Its mandate includes preventing subversion, sabotage, and economic crimes against the state, not engaging in the cartoonish villainy that SaharaReporters prefers to sell to its audience.
Let us also be clear about the legal facts SaharaReporters keeps twisting. Sowore was not merely “accused of” cyberstalking; he openly admitted to calling President Bola Tinubu “a criminal”.
In law, he who alleges must prove. That elementary principle explains the cyberstalking case filed by the DSS. This is not persecution; it is procedure.
As for SaharaReporters’ habitual invocation of a mysterious “senior government official,” Nigerians should by now know better.
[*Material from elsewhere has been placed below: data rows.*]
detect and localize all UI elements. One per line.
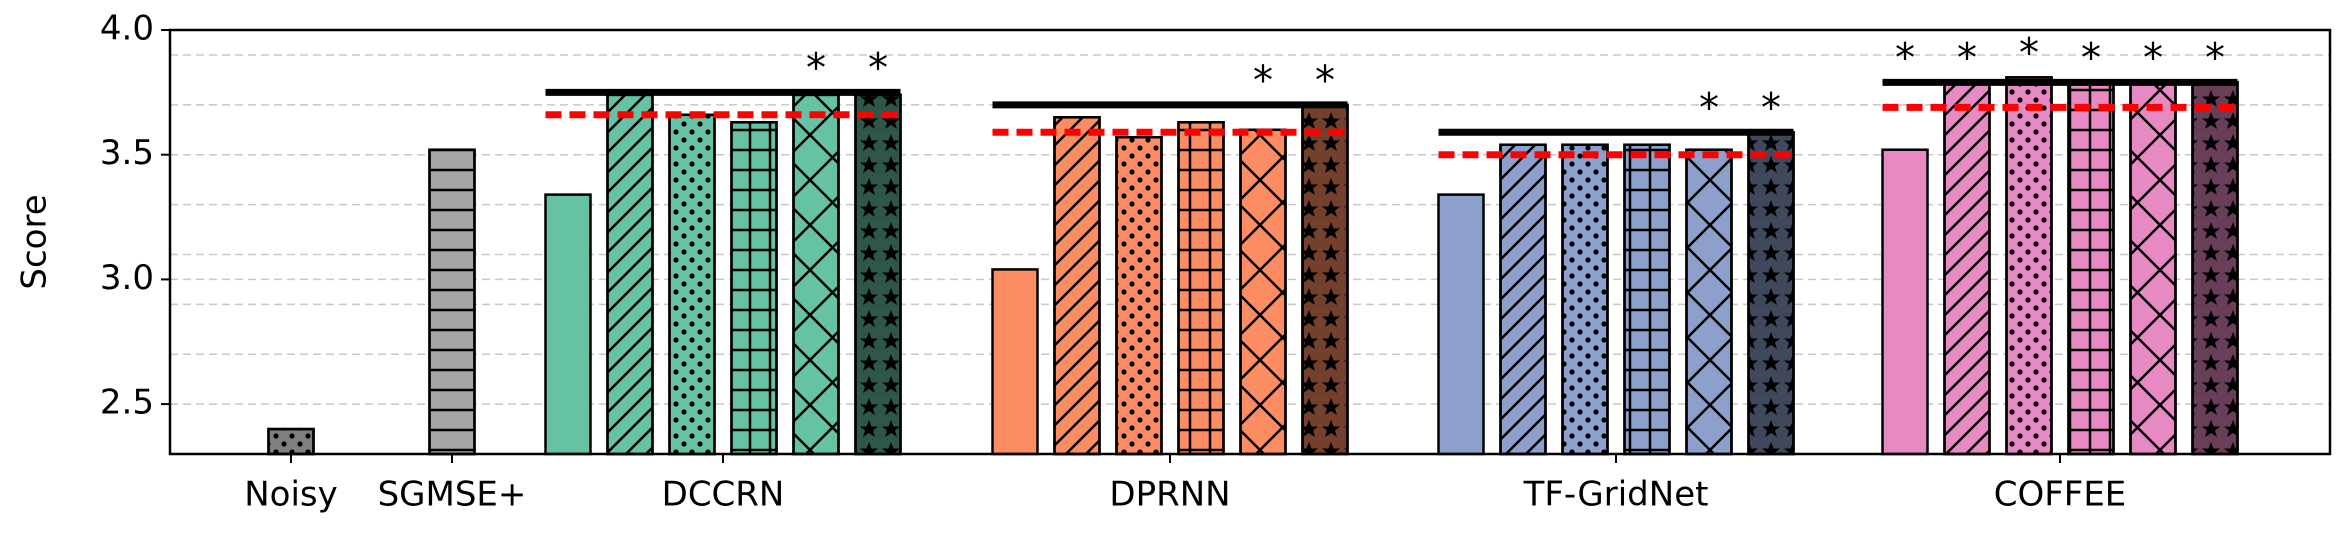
significance-marker: * (1761, 85, 1781, 131)
significance-marker: * (2205, 35, 2225, 81)
bar (544, 193, 592, 456)
significance-marker: * (2081, 35, 2101, 81)
y-tick-label: 4.0 (100, 9, 154, 49)
bar (1437, 193, 1485, 456)
significance-marker: * (806, 45, 826, 91)
bar-hatch (730, 121, 778, 456)
bar-hatch (2005, 76, 2053, 456)
significance-marker: * (1957, 35, 1977, 81)
bar-hatch (2191, 81, 2239, 456)
bar-hatch (1301, 103, 1349, 456)
significance-marker: * (1895, 35, 1915, 81)
y-axis-label: Score (15, 194, 55, 289)
significance-marker: * (1699, 85, 1719, 131)
bar-hatch (792, 93, 840, 456)
bar-hatch (854, 93, 902, 456)
significance-marker: * (868, 45, 888, 91)
bar-hatch (1685, 148, 1733, 456)
bar-hatch (1053, 116, 1101, 456)
x-tick-label: SGMSE+ (378, 475, 527, 515)
x-tick-label: Noisy (244, 475, 338, 515)
bar-hatch (1747, 131, 1795, 456)
x-tick-label: DPRNN (1109, 475, 1230, 515)
bar-hatch (1499, 143, 1547, 456)
bar-hatch (1623, 143, 1671, 456)
bar-hatch (1561, 143, 1609, 456)
bar-hatch (428, 148, 476, 456)
bar (1881, 148, 1929, 456)
significance-marker: * (1315, 58, 1335, 104)
x-tick-label: DCCRN (662, 475, 785, 515)
bar-hatch (668, 113, 716, 456)
bar-hatch (2067, 81, 2115, 456)
y-tick-label: 3.0 (100, 258, 154, 298)
plot-frame (168, 28, 2332, 456)
x-tick-label: COFFEE (1994, 475, 2127, 515)
x-tick-label: TF-GridNet (1523, 475, 1709, 515)
y-tick-label: 2.5 (100, 383, 154, 423)
bar-hatch (2129, 81, 2177, 456)
bar-hatch (267, 427, 315, 456)
y-tick-label: 3.5 (100, 133, 154, 173)
bar-hatch (1943, 81, 1991, 456)
bar (991, 268, 1039, 456)
bar-hatch (606, 93, 654, 456)
bar-hatch (1177, 121, 1225, 456)
bar-hatch (1239, 128, 1287, 456)
significance-marker: * (2143, 35, 2163, 81)
significance-marker: * (2019, 30, 2039, 76)
significance-marker: * (1253, 58, 1273, 104)
bars (267, 76, 2239, 456)
bar-hatch (1115, 135, 1163, 456)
No senior government official is feeding SaharaReporters inside information. The blog is notorious for inventing sources to launder misinformation and dress up fiction as insider reporting.
One must ask: which credible official would stoop so low as to leak a supposed private discussion between the IGP and the President to a blog with such a battered reputation?
On the issue of Sowore’s international passport, SaharaReporters again either displays ignorance or chooses deception. The Inspector-General of Police has absolutely nothing to do with the withholding of Sowore’s passport. That authority lies squarely with the court. The passport is being held as a condition of bail; it’s standard legal practice, not an executive vendetta.
It is becoming increasingly obvious that SaharaReporters now survives on manufactured outrage. If a day passes without dragging the Inspector-General of Police into a fantasy headline, readership drops, and its already eroded credibility sinks further. Sensation, not substance, has become its business model.
At this point, the theatrics help no one. Omoyele Sowore should stop clutching at straws, stop shifting his personal legal predicament onto the shoulders of an ever-busy police reformer, and face his criminal cases squarely in court.
Nigeria’s institutions are working, and no amount of fabricated headlines will change that reality.